I just want to reiterate that the use of vanilla in this composition does not make it a vanilla scent, in fact this is a prime example of vanilla being used as a smoothing agent and just adding a dollop of sweetness it tames the patchouli enough that the camphorous qualities it can have are kept at bay.
If vanilla is used to tame the patchouli then ylang ylang is used to tame the aldehydes. Ylang Ylang can have a deep camphorous narcotic scent, I love it, but recognize the hot cold effect it has can be alien to some. What is interesting is while modern perfumery is not a big fan of it, if you look at the classic aldehydic scents they used it everywhere, I theorize it is because piercing sweetness of ylang ylang balances out the sharp champagne qualities of aldehydes.
But you are probably asking what about the rose?
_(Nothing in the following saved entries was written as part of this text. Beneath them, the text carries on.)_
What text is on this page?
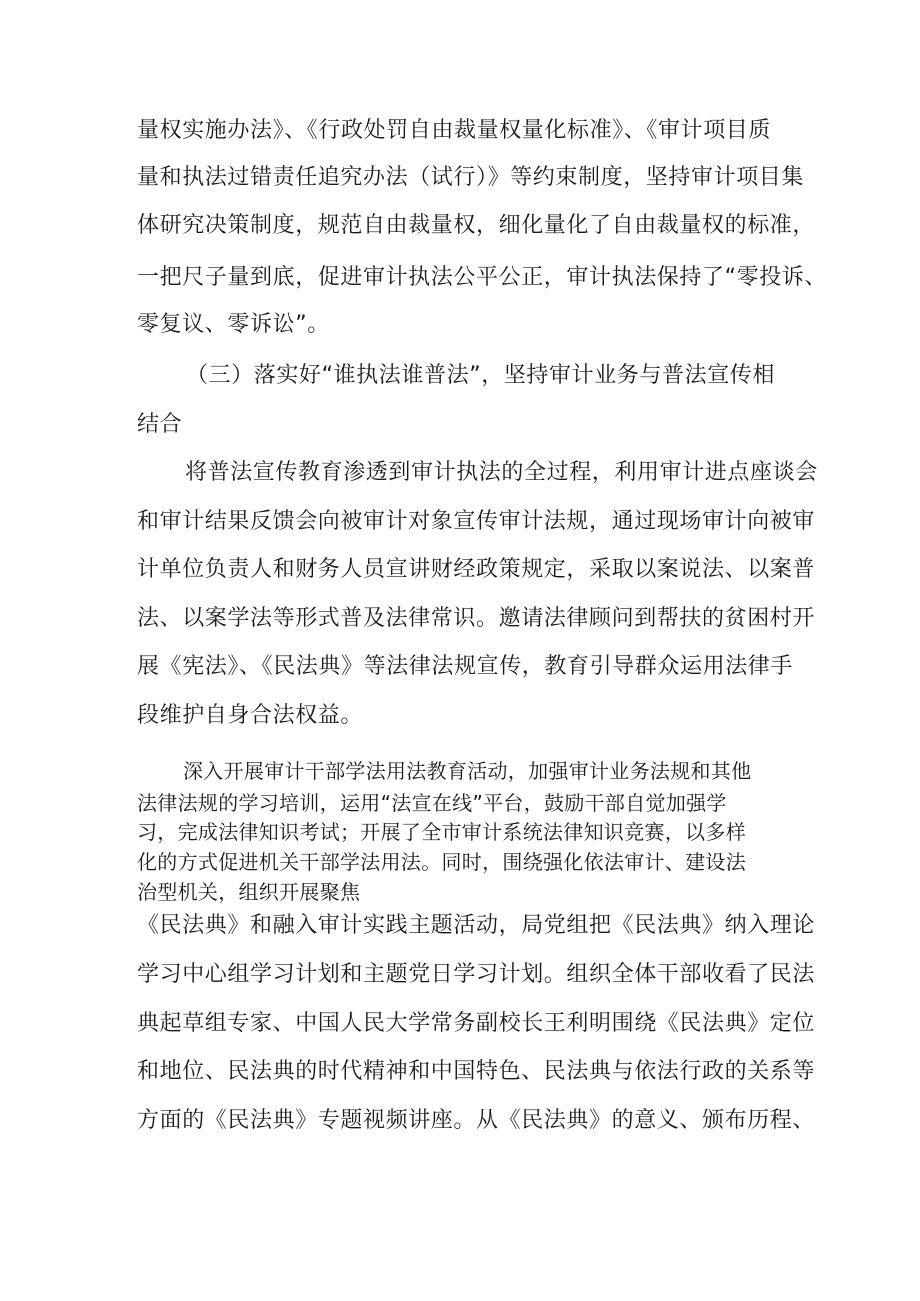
量权实施办法》、《行政处罚自由裁量权量化标准》、《审计项目质
量和执法过错责任追究办法（试行）》等约束制度，坚持审计项目集
体研究决策制度，规范自由裁量权，细化量化了自由裁量权的标准，
一把尺子量到底，促进审计执法公平公正，审计执法保持了“零投诉、
零复议、零诉讼”。
（三）落实好“谁执法谁普法”，坚持审计业务与普法宣传相
结合
将普法宣传教育渗透到审计执法的全过程，利用审计进点座谈会
和审计结果反馈会向被审计对象宣传审计法规，通过现场审计向被审
计单位负责人和财务人员宣讲财经政策规定，采取以案说法、以案普
法、以案学法等形式普及法律常识。邀请法律顾问到帮扶的贫困村开
展《宪法》、《民法典》等法律法规宣传，教育引导群众运用法律手
段维护自身合法权益。
深入开展审计干部学法用法教育活动，加强审计业务法规和其他
法律法规的学习培训，运用“法宣在线”平台，鼓励干部自觉加强学
习，完成法律知识考试；开展了全市审计系统法律知识竞赛，以多样
化的方式促进机关干部学法用法。同时，围绕强化依法审计、建设法
治型机关，组织开展聚焦
《民法典》和融入审计实践主题活动，局党组把《民法典》纳入理论
学习中心组学习计划和主题党日学习计划。组织全体干部收看了民法
典起草组专家、中国人民大学常务副校长王利明围绕《民法典》定位
和地位、民法典的时代精神和中国特色、民法典与依法行政的关系等
方面的《民法典》专题视频讲座。从《民法典》的意义、颁布历程、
The rose in L'Inspiratrice is a soft velvety skin rose, it melds to the wearer and plays the vital supporting role to the patchouli, it is what I call a cuddly somewhat maternal rose, there is no bite but neither is it virginal. It just exists plushly.
L'Inspiratrice melds beautifully with the wearer, the effect is elegant but warm, it is velvety without being suffocating. The lack of suffocation I give credit to the dry cocoa patchouli that is used and no heavy ambering or syrup notes. After Chanel's Bois des Iles this is the next prime example I can think of that aldehydes can meld beautifully to wood based creations.
Try if you like Chanel's Coromandel, No.5 Sensual Elixir, Bois des Iles or L'Artisan's Voleur de Roses.